What does that tell us about the state of the political realm at the moment.
First the EU referendum, I'm totally bored by it already,it would appear to be already decided anyway and even if it isn't it doesn't much matter anyway.
In or out,the multi-nationals will win, Cameron will come back waving a bit of paper and proclaiming 'peace in our time'-sorry, 'Victory is ours' and that bloke who looks like a frog and didn't win Thanet last may will jump up and down a bit,then go on drawing his fat cat salary in the European parliament.
I actually hope we all forget about the whole thing,and the turnout is lower than the one that got Police and Crime Commissioners elected (Remember them ? about 60k a year for doing bugger all squared!
Now the other issue is the continued harrying of Jeremy Corbyn by the assorted disloyal deadbeats that make up about one third of the Parliamentary Labour Party or to put it simpler about 00000.1% of the Party membership.
Mind you there is a vigorous rear guard action going on to resuscitate the memory of T.Blair.
In last Sunday's Observer there was a two page spread rehabilitating the man who almost destroyed the Labour Party,who lost thousands of members,who saw local parties contract,ward organisation disappear and affiliated membership collapse.
The piece was written by one Peter Hyman who strangely enough was TB's chief speech-writer (did he I wonder write that immortal almost line 'I'm just a straight sort of guy' or some such tosh)
Hyman's big argument was that:
"This is an existential moment in Labour's history.It may not survive.And it may never win again."
In order to demonstrate the dreadfulness of Labour's future he outlined the success of new Labour's past.He gave three examples.
1.The National Minimum Wage
2.The Good Friday Peace settlement
Now I'm willing to give a cheer for the national minimum wage (shows how fair minded I am) but of course a national living wage might have been more sensible.

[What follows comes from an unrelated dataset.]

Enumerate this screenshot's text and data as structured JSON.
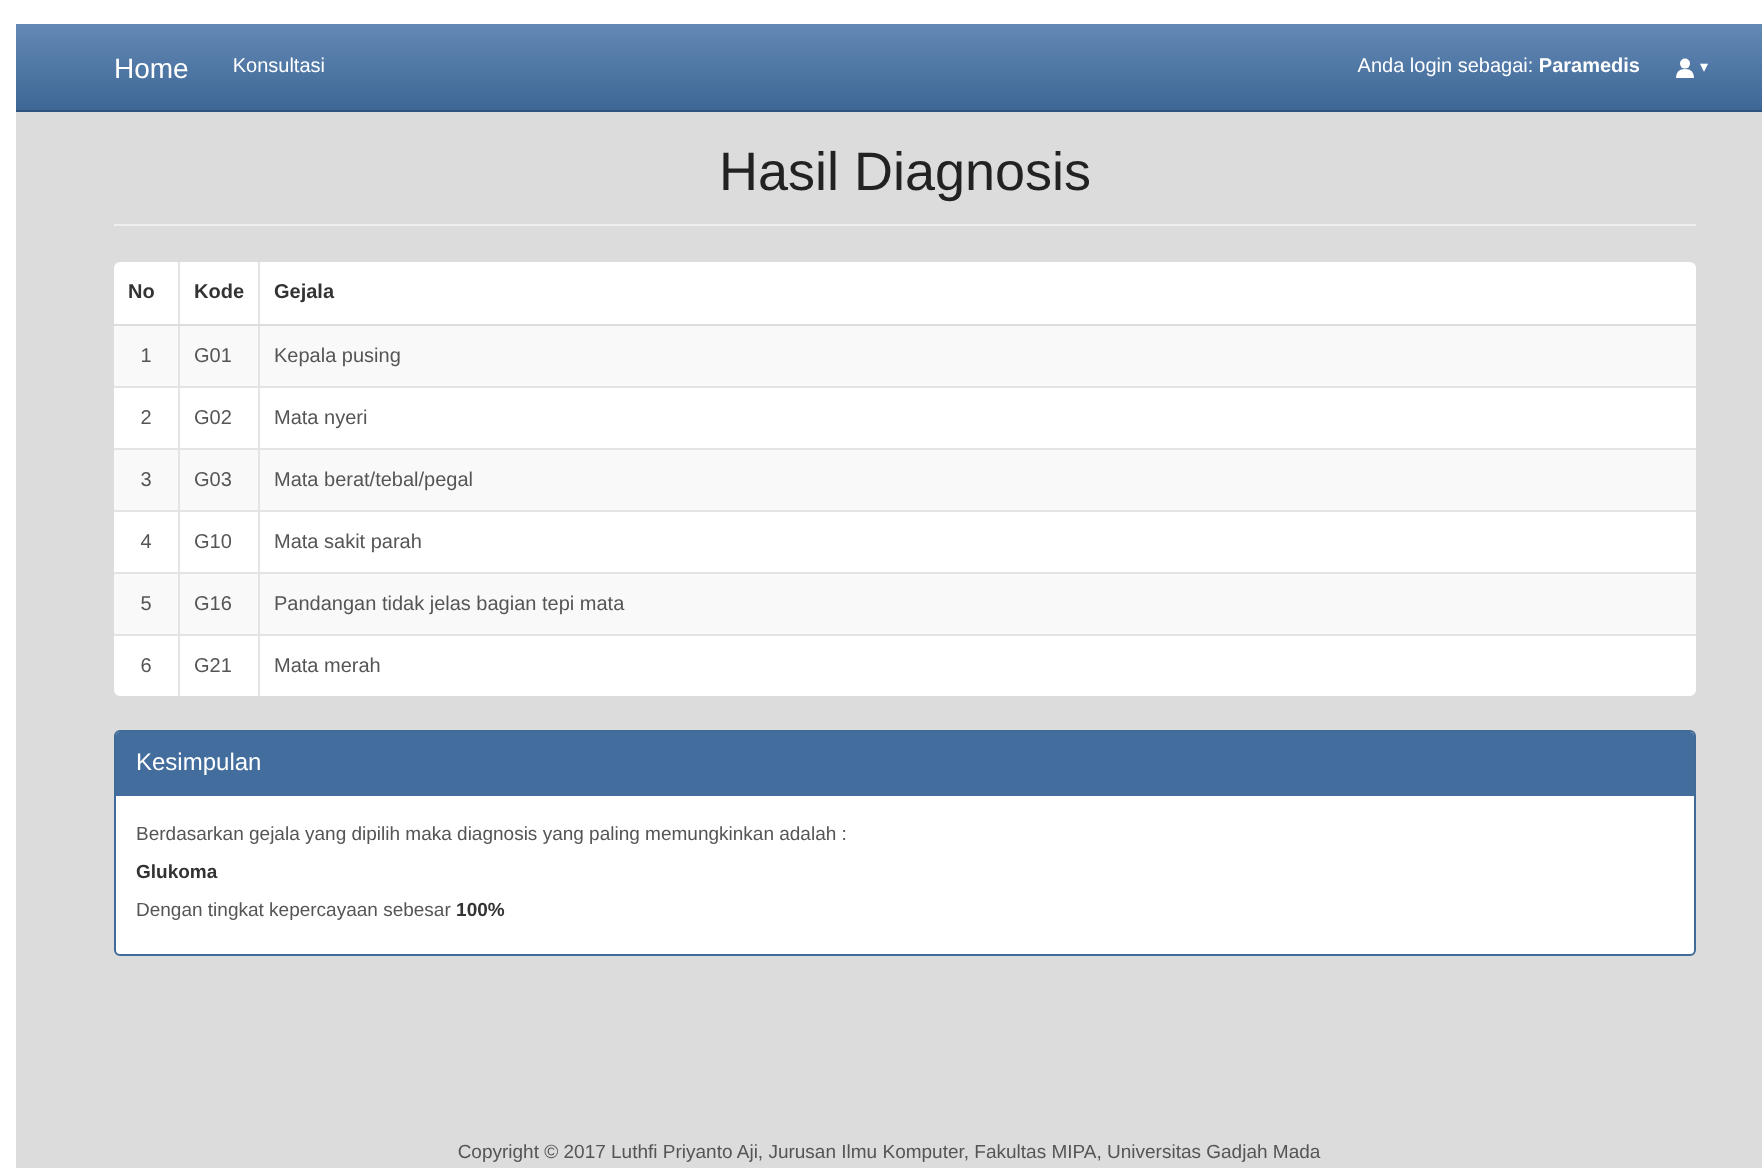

And of course the Northern Ireland peace accord was a good bit of work, but I seem to remember it was the bravery and stubbornness of the late Mo Mowlam who had more to do with facing out paisley than ever Blair did.
Civil Partnerships were also a good thing-but changing the course of history ? naw I don't think so.

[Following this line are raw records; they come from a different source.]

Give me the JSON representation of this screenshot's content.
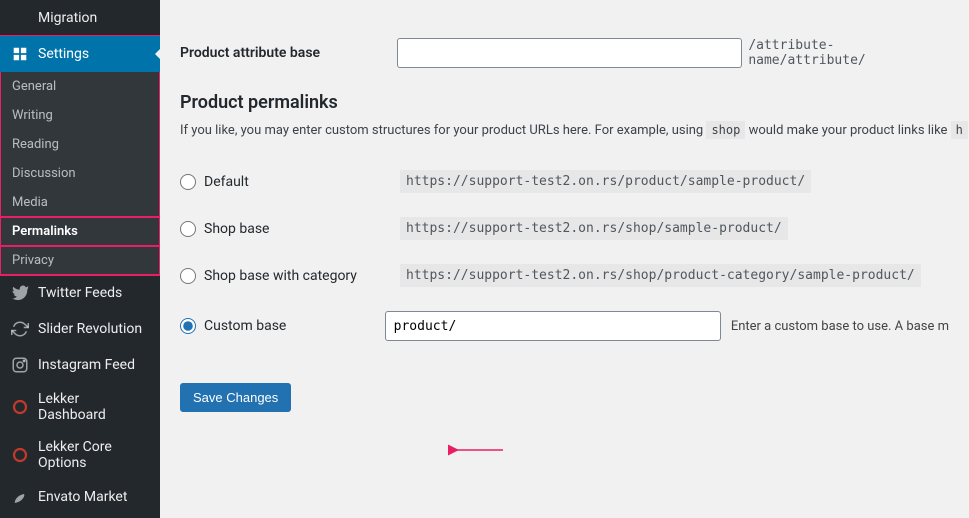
{
  "sidebar": {
    "migration_label": "Migration",
    "settings_label": "Settings",
    "sub": {
      "general": "General",
      "writing": "Writing",
      "reading": "Reading",
      "discussion": "Discussion",
      "media": "Media",
      "permalinks": "Permalinks",
      "privacy": "Privacy"
    },
    "twitter_label": "Twitter Feeds",
    "slider_label": "Slider Revolution",
    "instagram_label": "Instagram Feed",
    "lekker_dash_label": "Lekker Dashboard",
    "lekker_core_label": "Lekker Core Options",
    "envato_label": "Envato Market"
  },
  "form": {
    "attr_base_label": "Product attribute base",
    "attr_base_value": "",
    "attr_base_trail": "/attribute-name/attribute/"
  },
  "permalinks": {
    "heading": "Product permalinks",
    "desc_prefix": "If you like, you may enter custom structures for your product URLs here. For example, using ",
    "desc_tag": "shop",
    "desc_mid": " would make your product links like ",
    "desc_tag2": "h",
    "options": {
      "default_label": "Default",
      "default_url": "https://support-test2.on.rs/product/sample-product/",
      "shop_label": "Shop base",
      "shop_url": "https://support-test2.on.rs/shop/sample-product/",
      "shopcat_label": "Shop base with category",
      "shopcat_url": "https://support-test2.on.rs/shop/product-category/sample-product/",
      "custom_label": "Custom base",
      "custom_value": "product/",
      "custom_hint": "Enter a custom base to use. A base m"
    }
  },
  "save_label": "Save Changes"
}
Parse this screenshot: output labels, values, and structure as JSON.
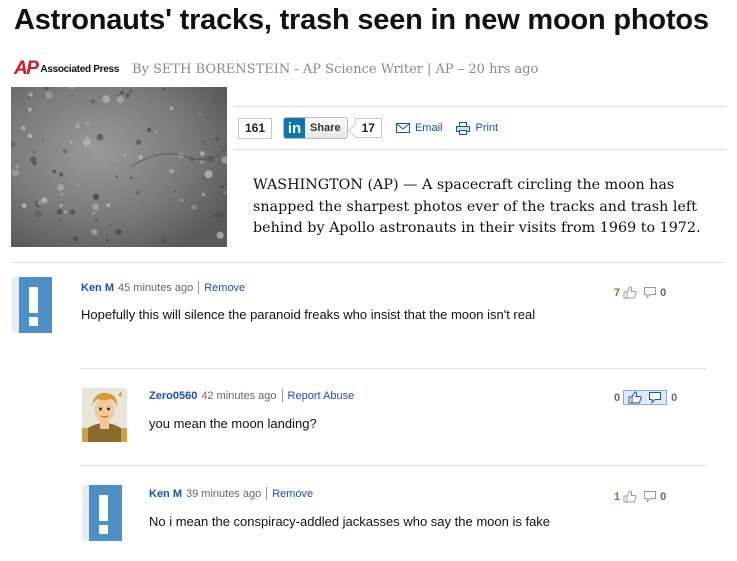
{
  "article": {
    "headline": "Astronauts' tracks, trash seen in new moon photos",
    "source_logo_mark": "AP",
    "source_logo_name": "Associated Press",
    "byline_author": "By SETH BORENSTEIN - AP Science Writer",
    "byline_outlet": "| AP – 20 hrs ago",
    "lede": "WASHINGTON (AP) — A spacecraft circling the moon has snapped the sharpest photos ever of the tracks and trash left behind by Apollo astronauts in their visits from 1969 to 1972."
  },
  "share_bar": {
    "facebook_count": "161",
    "linkedin_logo": "in",
    "linkedin_label": "Share",
    "linkedin_count": "17",
    "email_label": "Email",
    "print_label": "Print"
  },
  "comments": [
    {
      "user": "Ken M",
      "time": "45 minutes ago",
      "action": "Remove",
      "text": "Hopefully this will silence the paranoid freaks who insist that the moon isn't real",
      "thumbs_up": "7",
      "thumbs_down": "0"
    },
    {
      "user": "Zero0560",
      "time": "42 minutes ago",
      "action": "Report Abuse",
      "text": "you mean the moon landing?",
      "thumbs_up": "0",
      "thumbs_down": "0"
    },
    {
      "user": "Ken M",
      "time": "39 minutes ago",
      "action": "Remove",
      "text": "No i mean the conspiracy-addled jackasses who say the moon is fake",
      "thumbs_up": "1",
      "thumbs_down": "0"
    }
  ],
  "icons": {
    "default_avatar": "placeholder-avatar-icon",
    "user_avatar": "cartoon-avatar-icon",
    "thumbs_up": "thumbs-up-icon",
    "thumbs_down": "thumbs-down-icon",
    "email": "envelope-icon",
    "print": "printer-icon"
  },
  "colors": {
    "link_blue": "#1a4fb3",
    "ap_red": "#d5161b",
    "linkedin_blue": "#0e76a8",
    "avatar_blue": "#4f8fc8",
    "upvote_green": "#3c9b2a"
  }
}
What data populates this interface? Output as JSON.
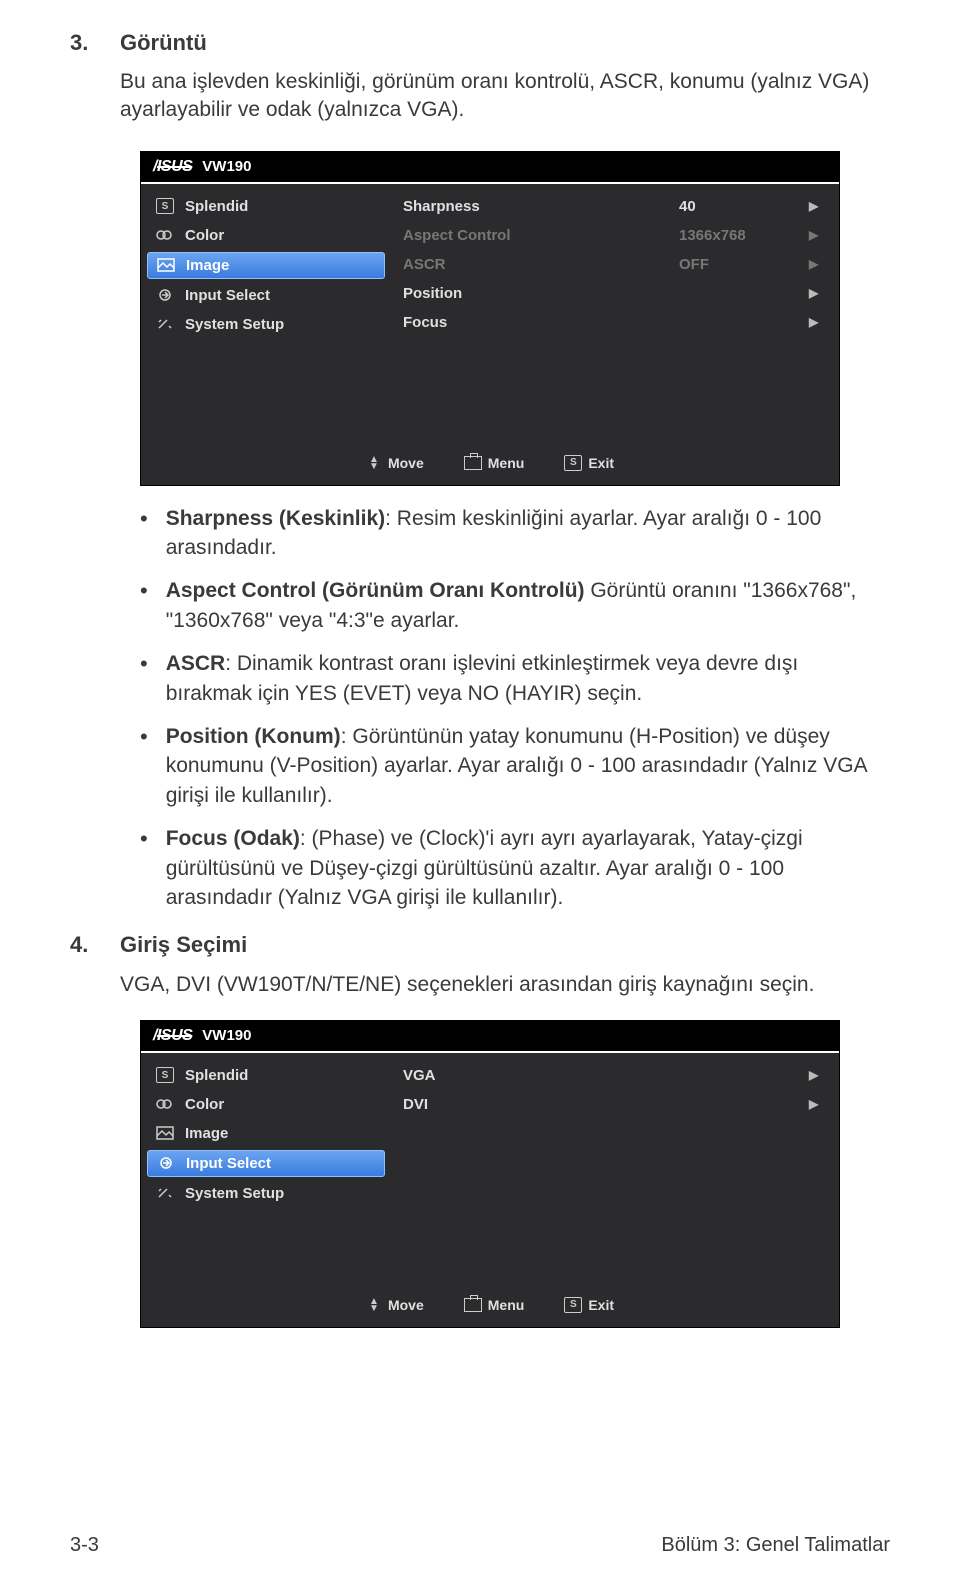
{
  "sec3": {
    "num": "3.",
    "title": "Görüntü"
  },
  "intro3": "Bu ana işlevden keskinliği, görünüm oranı kontrolü, ASCR, konumu (yalnız VGA) ayarlayabilir ve odak (yalnızca VGA).",
  "osd1": {
    "model": "VW190",
    "menu": {
      "splendid": "Splendid",
      "color": "Color",
      "image": "Image",
      "input": "Input Select",
      "system": "System Setup"
    },
    "rows": {
      "sharpness": {
        "label": "Sharpness",
        "value": "40"
      },
      "aspect": {
        "label": "Aspect Control",
        "value": "1366x768"
      },
      "ascr": {
        "label": "ASCR",
        "value": "OFF"
      },
      "position": {
        "label": "Position",
        "value": ""
      },
      "focus": {
        "label": "Focus",
        "value": ""
      }
    },
    "footer": {
      "move": "Move",
      "menu": "Menu",
      "exit": "Exit"
    }
  },
  "bullets": {
    "b1a": "Sharpness (Keskinlik)",
    "b1b": ": Resim keskinliğini ayarlar. Ayar aralığı 0 - 100 arasındadır.",
    "b2a": "Aspect Control (Görünüm Oranı Kontrolü)",
    "b2b": " Görüntü oranını \"1366x768\", \"1360x768\" veya \"4:3\"e ayarlar.",
    "b3a": "ASCR",
    "b3b": ": Dinamik kontrast oranı işlevini etkinleştirmek veya devre dışı bırakmak için YES (EVET) veya NO (HAYIR) seçin.",
    "b4a": "Position (Konum)",
    "b4b": ": Görüntünün yatay konumunu (H-Position) ve düşey konumunu (V-Position) ayarlar. Ayar aralığı 0 - 100 arasındadır (Yalnız VGA girişi ile kullanılır).",
    "b5a": "Focus (Odak)",
    "b5b": ": (Phase) ve (Clock)'i ayrı ayrı ayarlayarak, Yatay-çizgi gürültüsünü ve Düşey-çizgi gürültüsünü azaltır. Ayar aralığı 0 - 100 arasındadır (Yalnız VGA girişi ile kullanılır)."
  },
  "sec4": {
    "num": "4.",
    "title": "Giriş Seçimi"
  },
  "sub4": "VGA, DVI (VW190T/N/TE/NE) seçenekleri arasından giriş kaynağını seçin.",
  "osd2": {
    "model": "VW190",
    "menu": {
      "splendid": "Splendid",
      "color": "Color",
      "image": "Image",
      "input": "Input Select",
      "system": "System Setup"
    },
    "rows": {
      "vga": {
        "label": "VGA"
      },
      "dvi": {
        "label": "DVI"
      }
    },
    "footer": {
      "move": "Move",
      "menu": "Menu",
      "exit": "Exit"
    }
  },
  "footer": {
    "left": "3-3",
    "right": "Bölüm 3: Genel Talimatlar"
  },
  "keyS": "S",
  "chart_data": {
    "type": "table",
    "title": "OSD Image menu values",
    "categories": [
      "Sharpness",
      "Aspect Control",
      "ASCR",
      "Position",
      "Focus"
    ],
    "values": [
      "40",
      "1366x768",
      "OFF",
      "",
      ""
    ]
  }
}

Hyman also went on to extol the great achievements in Education, health and local government. Well if saddling schools with more ways to weight a pig was an achievement, if dumping on the NHS dozens of costly PFI schemes and introducing cabinet government to creaking local authorities can all be measured as achievements-I suppose Hyman has a point-of sorts.
But on the biggest landmark and abiding feature of the Blair presidency we had this;
"The Iraq war,and the knock-on effect on the region,has for many tarnished the entire record ofv the Labour government."

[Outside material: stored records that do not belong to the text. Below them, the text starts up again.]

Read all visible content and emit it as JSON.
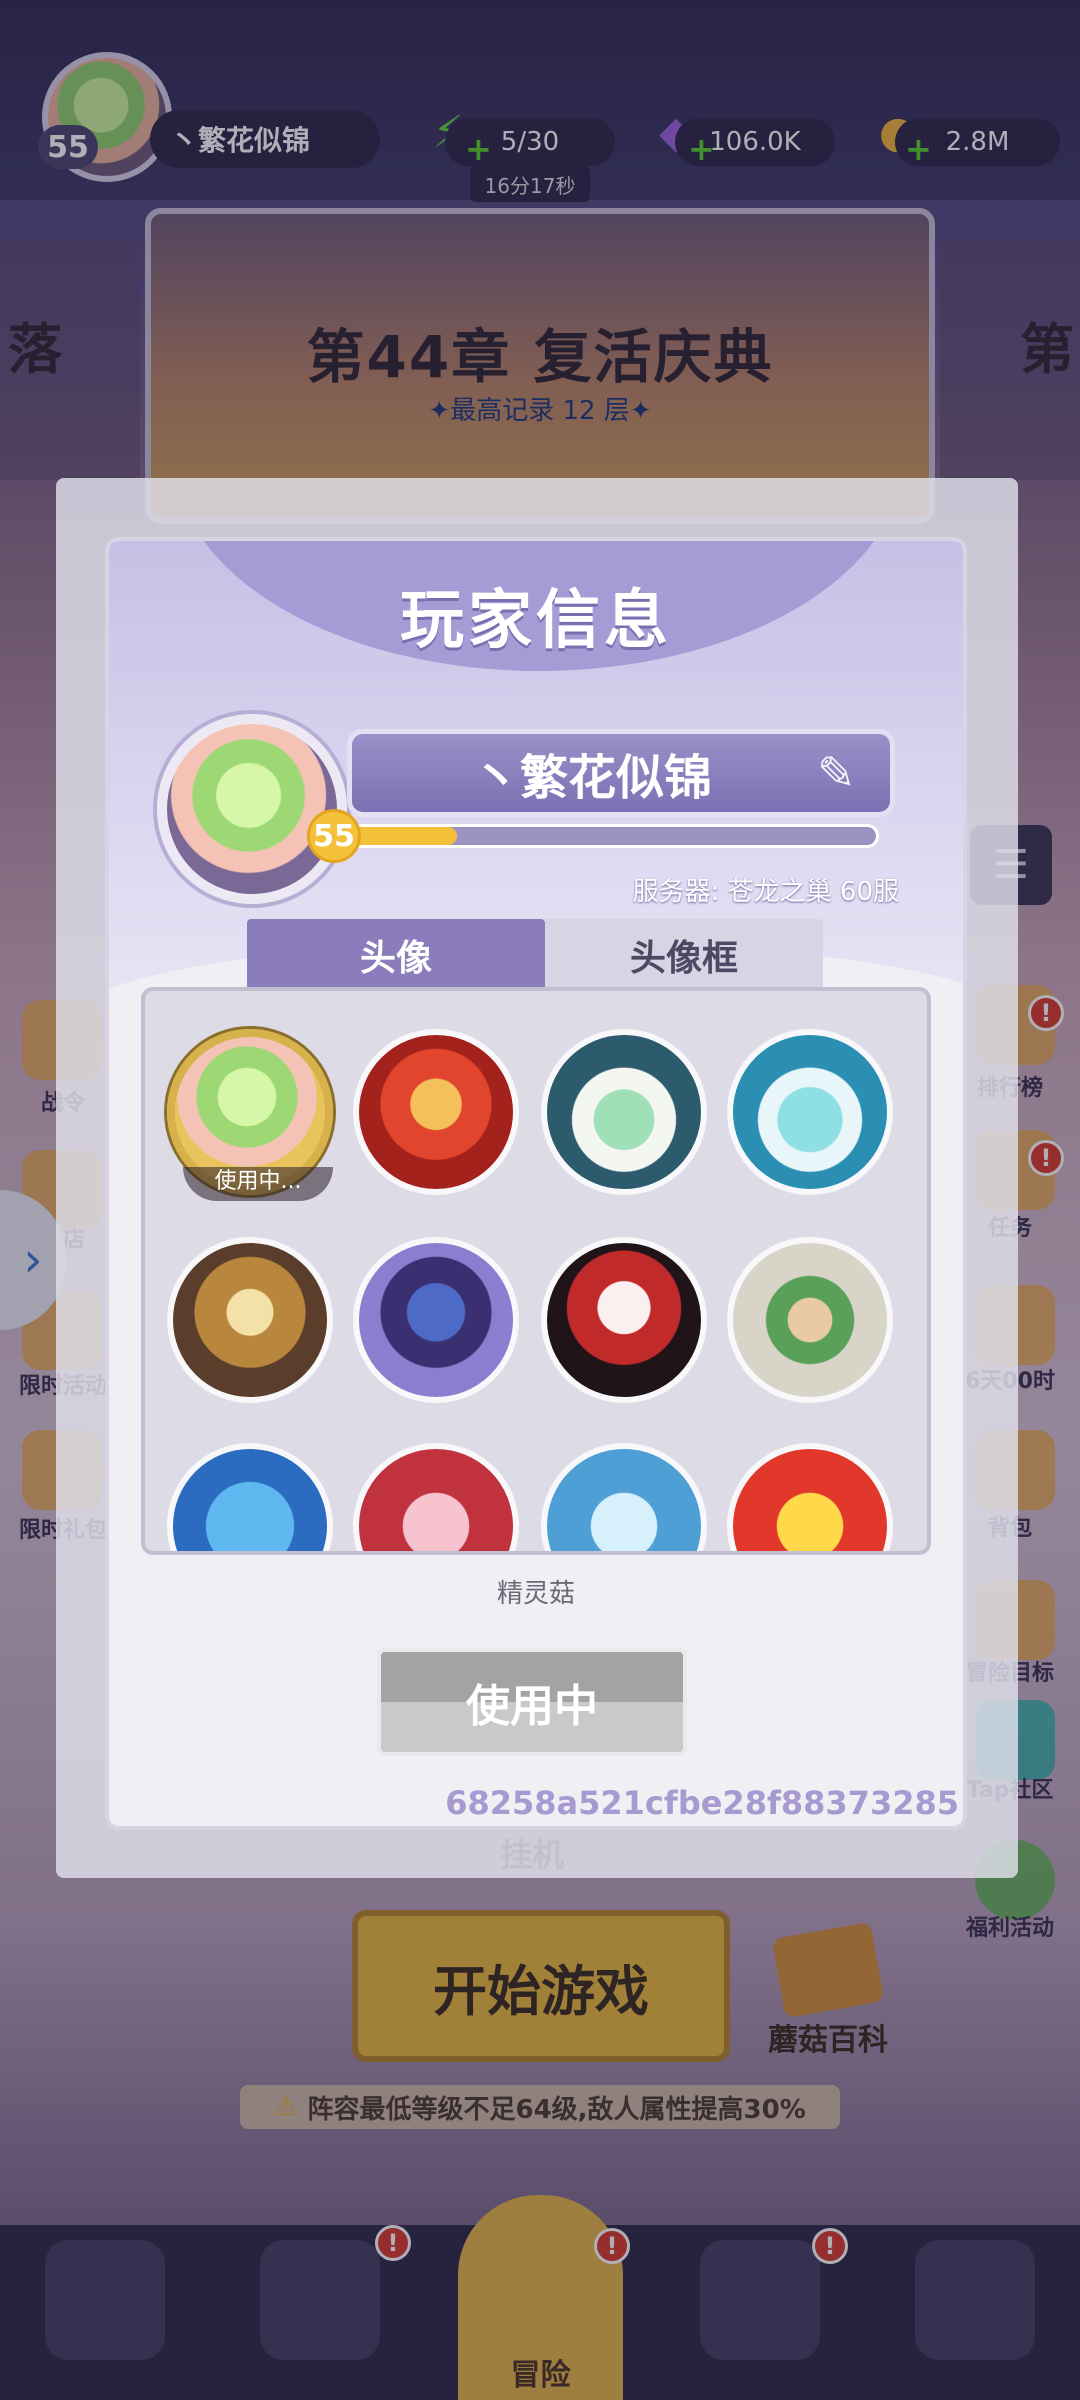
{
  "topbar": {
    "level": "55",
    "player_name": "丶繁花似锦",
    "energy": "5/30",
    "energy_timer": "16分17秒",
    "gems": "106.0K",
    "coins": "2.8M"
  },
  "chapter": {
    "title": "第44章 复活庆典",
    "record": "✦最高记录 12 层✦",
    "left_partial": "落",
    "right_partial": "第"
  },
  "left_side_menu": [
    "战令",
    "商店",
    "限时活动",
    "限时礼包"
  ],
  "right_side_menu": [
    "排行榜",
    "任务",
    "6天00时",
    "背包",
    "冒险目标",
    "Tap社区",
    "福利活动"
  ],
  "main": {
    "hang_label": "挂机",
    "start_button": "开始游戏",
    "mushroom_wiki": "蘑菇百科",
    "warning": "阵容最低等级不足64级,敌人属性提高30%"
  },
  "bottom_nav": {
    "active_label": "冒险"
  },
  "modal": {
    "title": "玩家信息",
    "player_name": "丶繁花似锦",
    "level": "55",
    "xp_progress": 0.2,
    "server": "服务器: 苍龙之巢 60服",
    "tabs": [
      "头像",
      "头像框"
    ],
    "using_tag": "使用中...",
    "selected_item_name": "精灵菇",
    "action_button": "使用中",
    "player_id": "68258a521cfbe28f88373285"
  },
  "colors": {
    "modal_accent": "#8b7dbb",
    "xp_fill": "#f4c13a",
    "start_button": "#e8b93d",
    "badge_red": "#d83a2c"
  }
}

Tarnished the fucking record-no it trashed the record for all time and virtually destroyed the party as a left of centre force.Even the bloody Lib-Dems had more sense and voted against the invasion of Iraq.
If those clones of Blairism think that there is an appetite for more wars,more weaponry,more aggression then they are as dim as Donald Trump on a clear day.Has no-one on the Blairite wing noticed what happened in Scotland ? One Labour MP left in Scotland.
And they expect Jeremy Corbyn to work a miracle there this year!If you want to know what went wrong in Scotland how about two wee names-Dougie Alexander and Jim Murphy is all that you need to know.
So far this has been a pessimistic piece and I don't mean it to be.At last I believe there is hope emerging within the Labour Party, as there is all over Europe.The old machine politics will take a long time dying, just look at the PLP if you want to see its death throes, but there is something quite exciting happening and contrary to the commentators it is not going back in time.There is an optimism ,but it needs nurturing and building.
What the labour Party needs to go back to is what it was once good at,building support in communities,street by street and in workplaces (where they exist) and it needs to do it not with the dinosaurs of New Labour but rather with the young,inside and outside the party.What we need is not a party but a movement that embraces those in existing parties like the Greens,SNP,Plaid and SF, but also in the broader groups fighting austerity and inequality, fighting for tolerance and for a socialist island.
I believe Momentum needs momentum to move forward,with activists from all over the left,because we have one hell of a war to fight,not simply with the numpties of Blairism but with the awful spectre of the far right, that is rising in many guises,from the crackpot little Englanders of UKIP to dar more sinisterforces of the far right.
It's time for a Very New Labour Party.